I’m not writing to criticise Aamir Khan but, as will soon become apparent, I do disagree with him.
However, let me be more specific: I agree with Aamir’s concern about the creeping and, perhaps, accelerating mood of intolerance that many believe is spreading like a tide through our country. The adjectives others use to describe this may differ. They may not be as strong as the ones I have chosen. But the undeniable truth is there are many who share this concern. Where I differ with Aamir is in my response.
No, I will never leave India on this count. In fact, I would not even consider doing so. To be honest, the thought hasn’t occurred to me. Nor, I would add, will it ever.
This is my country and I belong here. And because I love it I can’t walk away. When it’s threatened by views I find obnoxious my only choice is to fight back. In my own small and, no doubt, inconsequential way that is what I have always sought to do.

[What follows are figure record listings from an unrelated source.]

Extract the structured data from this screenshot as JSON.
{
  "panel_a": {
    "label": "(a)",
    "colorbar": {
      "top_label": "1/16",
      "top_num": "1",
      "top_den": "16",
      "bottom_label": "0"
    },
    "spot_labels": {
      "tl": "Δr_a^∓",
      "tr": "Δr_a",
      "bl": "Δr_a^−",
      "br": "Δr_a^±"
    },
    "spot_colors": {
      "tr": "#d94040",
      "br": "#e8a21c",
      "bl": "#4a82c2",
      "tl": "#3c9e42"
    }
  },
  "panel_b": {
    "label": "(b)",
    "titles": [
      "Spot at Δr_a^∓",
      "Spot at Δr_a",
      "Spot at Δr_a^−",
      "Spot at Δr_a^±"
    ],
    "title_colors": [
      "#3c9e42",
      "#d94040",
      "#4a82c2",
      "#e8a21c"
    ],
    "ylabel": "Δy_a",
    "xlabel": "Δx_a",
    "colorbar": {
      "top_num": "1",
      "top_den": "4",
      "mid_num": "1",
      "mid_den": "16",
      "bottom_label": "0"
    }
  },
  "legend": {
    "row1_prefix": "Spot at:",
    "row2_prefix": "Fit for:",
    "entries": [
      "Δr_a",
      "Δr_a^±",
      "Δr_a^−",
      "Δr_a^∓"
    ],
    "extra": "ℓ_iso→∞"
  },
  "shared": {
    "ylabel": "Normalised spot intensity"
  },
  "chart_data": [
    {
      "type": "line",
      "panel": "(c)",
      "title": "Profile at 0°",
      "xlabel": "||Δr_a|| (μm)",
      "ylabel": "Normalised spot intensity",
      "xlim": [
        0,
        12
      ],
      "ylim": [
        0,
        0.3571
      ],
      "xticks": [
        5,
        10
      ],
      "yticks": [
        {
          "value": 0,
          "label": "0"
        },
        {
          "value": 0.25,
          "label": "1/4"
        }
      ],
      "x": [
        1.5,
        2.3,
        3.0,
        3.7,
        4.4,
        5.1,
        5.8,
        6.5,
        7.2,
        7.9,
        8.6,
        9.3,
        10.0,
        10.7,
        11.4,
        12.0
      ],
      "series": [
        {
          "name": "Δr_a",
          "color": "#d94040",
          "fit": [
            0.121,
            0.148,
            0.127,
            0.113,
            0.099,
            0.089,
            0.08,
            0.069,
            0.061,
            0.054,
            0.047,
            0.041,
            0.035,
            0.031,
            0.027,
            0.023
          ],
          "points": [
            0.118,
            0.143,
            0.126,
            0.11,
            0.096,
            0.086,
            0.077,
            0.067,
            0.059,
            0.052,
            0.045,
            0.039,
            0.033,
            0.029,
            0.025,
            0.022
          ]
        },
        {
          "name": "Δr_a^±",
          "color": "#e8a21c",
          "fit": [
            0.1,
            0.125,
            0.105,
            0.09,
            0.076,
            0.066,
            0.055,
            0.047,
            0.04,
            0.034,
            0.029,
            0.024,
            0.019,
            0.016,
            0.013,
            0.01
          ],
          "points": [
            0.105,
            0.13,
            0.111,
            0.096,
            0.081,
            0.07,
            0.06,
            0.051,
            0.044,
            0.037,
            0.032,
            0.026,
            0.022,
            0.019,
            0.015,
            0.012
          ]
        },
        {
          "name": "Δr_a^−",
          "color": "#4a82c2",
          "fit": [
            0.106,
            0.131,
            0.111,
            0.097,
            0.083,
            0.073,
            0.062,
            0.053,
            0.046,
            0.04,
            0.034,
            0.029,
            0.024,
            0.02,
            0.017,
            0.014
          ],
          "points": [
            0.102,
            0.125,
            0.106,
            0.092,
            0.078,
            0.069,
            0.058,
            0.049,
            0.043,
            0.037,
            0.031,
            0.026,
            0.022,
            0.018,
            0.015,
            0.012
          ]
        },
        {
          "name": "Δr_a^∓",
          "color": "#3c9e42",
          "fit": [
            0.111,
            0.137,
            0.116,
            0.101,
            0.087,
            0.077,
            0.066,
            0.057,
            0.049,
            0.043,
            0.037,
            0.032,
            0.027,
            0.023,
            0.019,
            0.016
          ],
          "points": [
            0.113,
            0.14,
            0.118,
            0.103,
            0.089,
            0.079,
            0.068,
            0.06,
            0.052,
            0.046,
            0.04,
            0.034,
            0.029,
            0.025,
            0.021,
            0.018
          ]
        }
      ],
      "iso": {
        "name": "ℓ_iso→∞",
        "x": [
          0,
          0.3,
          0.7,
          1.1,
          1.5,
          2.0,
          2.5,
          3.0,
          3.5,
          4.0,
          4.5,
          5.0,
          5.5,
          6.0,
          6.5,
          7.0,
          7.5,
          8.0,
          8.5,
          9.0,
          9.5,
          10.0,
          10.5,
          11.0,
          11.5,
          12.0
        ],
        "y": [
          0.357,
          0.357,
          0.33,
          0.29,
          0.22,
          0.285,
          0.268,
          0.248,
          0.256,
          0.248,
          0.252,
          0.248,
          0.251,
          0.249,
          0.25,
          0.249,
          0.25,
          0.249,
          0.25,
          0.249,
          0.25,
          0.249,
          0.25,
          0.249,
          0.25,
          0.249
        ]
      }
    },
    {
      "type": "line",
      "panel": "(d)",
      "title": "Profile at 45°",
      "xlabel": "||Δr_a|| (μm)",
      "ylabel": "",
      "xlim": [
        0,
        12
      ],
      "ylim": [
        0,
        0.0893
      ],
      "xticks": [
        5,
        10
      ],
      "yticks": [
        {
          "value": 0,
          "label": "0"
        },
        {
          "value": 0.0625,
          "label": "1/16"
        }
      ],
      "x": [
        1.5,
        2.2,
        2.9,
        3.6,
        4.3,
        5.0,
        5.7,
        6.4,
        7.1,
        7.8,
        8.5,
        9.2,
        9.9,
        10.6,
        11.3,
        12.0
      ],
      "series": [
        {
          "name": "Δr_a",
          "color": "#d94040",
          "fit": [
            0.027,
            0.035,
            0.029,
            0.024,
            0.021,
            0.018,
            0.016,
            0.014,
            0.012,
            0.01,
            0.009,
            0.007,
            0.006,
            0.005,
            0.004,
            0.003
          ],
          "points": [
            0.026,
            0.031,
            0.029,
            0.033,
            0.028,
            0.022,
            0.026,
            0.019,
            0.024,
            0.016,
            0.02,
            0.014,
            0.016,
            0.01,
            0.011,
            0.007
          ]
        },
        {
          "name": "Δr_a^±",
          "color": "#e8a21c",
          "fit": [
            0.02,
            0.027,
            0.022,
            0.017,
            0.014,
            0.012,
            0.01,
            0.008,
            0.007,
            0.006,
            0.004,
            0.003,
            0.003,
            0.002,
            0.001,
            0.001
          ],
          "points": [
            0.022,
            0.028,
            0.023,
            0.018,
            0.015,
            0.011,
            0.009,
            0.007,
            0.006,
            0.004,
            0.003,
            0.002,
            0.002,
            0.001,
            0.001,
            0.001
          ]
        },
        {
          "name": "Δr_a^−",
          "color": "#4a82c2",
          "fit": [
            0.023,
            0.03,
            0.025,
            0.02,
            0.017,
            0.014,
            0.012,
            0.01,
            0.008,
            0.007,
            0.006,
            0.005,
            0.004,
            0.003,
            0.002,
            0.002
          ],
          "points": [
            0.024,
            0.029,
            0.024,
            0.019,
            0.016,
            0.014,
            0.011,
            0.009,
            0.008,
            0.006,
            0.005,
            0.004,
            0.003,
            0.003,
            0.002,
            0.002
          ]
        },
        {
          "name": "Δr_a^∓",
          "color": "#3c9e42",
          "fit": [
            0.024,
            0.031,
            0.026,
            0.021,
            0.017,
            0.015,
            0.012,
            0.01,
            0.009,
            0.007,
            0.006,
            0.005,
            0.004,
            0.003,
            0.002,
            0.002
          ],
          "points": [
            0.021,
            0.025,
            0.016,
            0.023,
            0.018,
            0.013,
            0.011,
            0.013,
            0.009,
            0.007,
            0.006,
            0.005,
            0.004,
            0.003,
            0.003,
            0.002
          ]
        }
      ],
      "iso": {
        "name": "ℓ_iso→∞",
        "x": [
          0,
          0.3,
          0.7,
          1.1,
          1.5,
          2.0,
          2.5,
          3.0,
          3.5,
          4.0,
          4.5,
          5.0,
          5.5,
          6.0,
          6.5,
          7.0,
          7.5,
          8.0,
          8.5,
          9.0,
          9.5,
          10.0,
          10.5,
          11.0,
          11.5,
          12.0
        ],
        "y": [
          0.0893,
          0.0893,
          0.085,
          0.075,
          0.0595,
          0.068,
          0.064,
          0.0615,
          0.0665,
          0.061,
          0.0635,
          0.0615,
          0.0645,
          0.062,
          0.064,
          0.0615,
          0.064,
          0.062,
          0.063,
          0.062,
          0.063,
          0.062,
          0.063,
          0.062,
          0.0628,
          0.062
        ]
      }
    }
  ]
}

In that fight we need the support of the Aamirs, Shah Rukhs and Salmans as much as we need all our Hindu, Muslim, Christian, Sikh, Jain, Buddhist and Parsi brothers and sisters. We need all the enlightened voices of India to speak out. And, indeed slowly, perhaps initially hesitantly, but increasingly more forcefully, they are. In fact, you can already hear them.
As I began, my difference with Aamir is over our response to the problem. Not our concern about it. Nor do I have any differences over his analysis of why many feel insecure.
When wrongs happen — and, yes, that’s a euphemism but I’m using it deliberately — justice is necessary. It needs to be prompt but measured. In India that often doesn’t happen. One can go all the way back to partition in 1947 to find examples to prove this point. There are, sadly, far too many.
Second, when wrongs happen we look to our elected representatives, because they are the people we have chosen to rule us, to speak out and take a strong stand. This is why the prime minister’s reluctance or silence is disturbing. This is why the thoughtless provocative statements by ruling party ministers and MPs don’t just offend and make people nervous. They also rub salt in fresh or festering wounds.
These, however, are things we can change. After all, the Emergency snuffed out our liberties and rights including the right to life. At the time, even the Supreme Court concurred. By 1976 India had reached the lowest ebb of its independent history. The situation today, though different, simply doesn’t compare. But when given the chance the people of India changed this. In the elections of 1977 they fought back and won.
I’m confident India will assert itself. Indeed, I’d like to believe the very government and prime minister we accuse of being unconcerned or unresponsive will also change tack. Popular sentiment as well as their own desire to get re-elected could ensure this.
This is, therefore, not a moment to flee our homes but to stand firm and resolute in defence of the country we love. But, equally, let’s not delude ourselves by boasting we are the most tolerant country in the world. We’re not. If no one else, our Dalit and scheduled caste citizens will convincingly tell you why. Our job as Indians is to change this. Not pack up and head for kinder shores.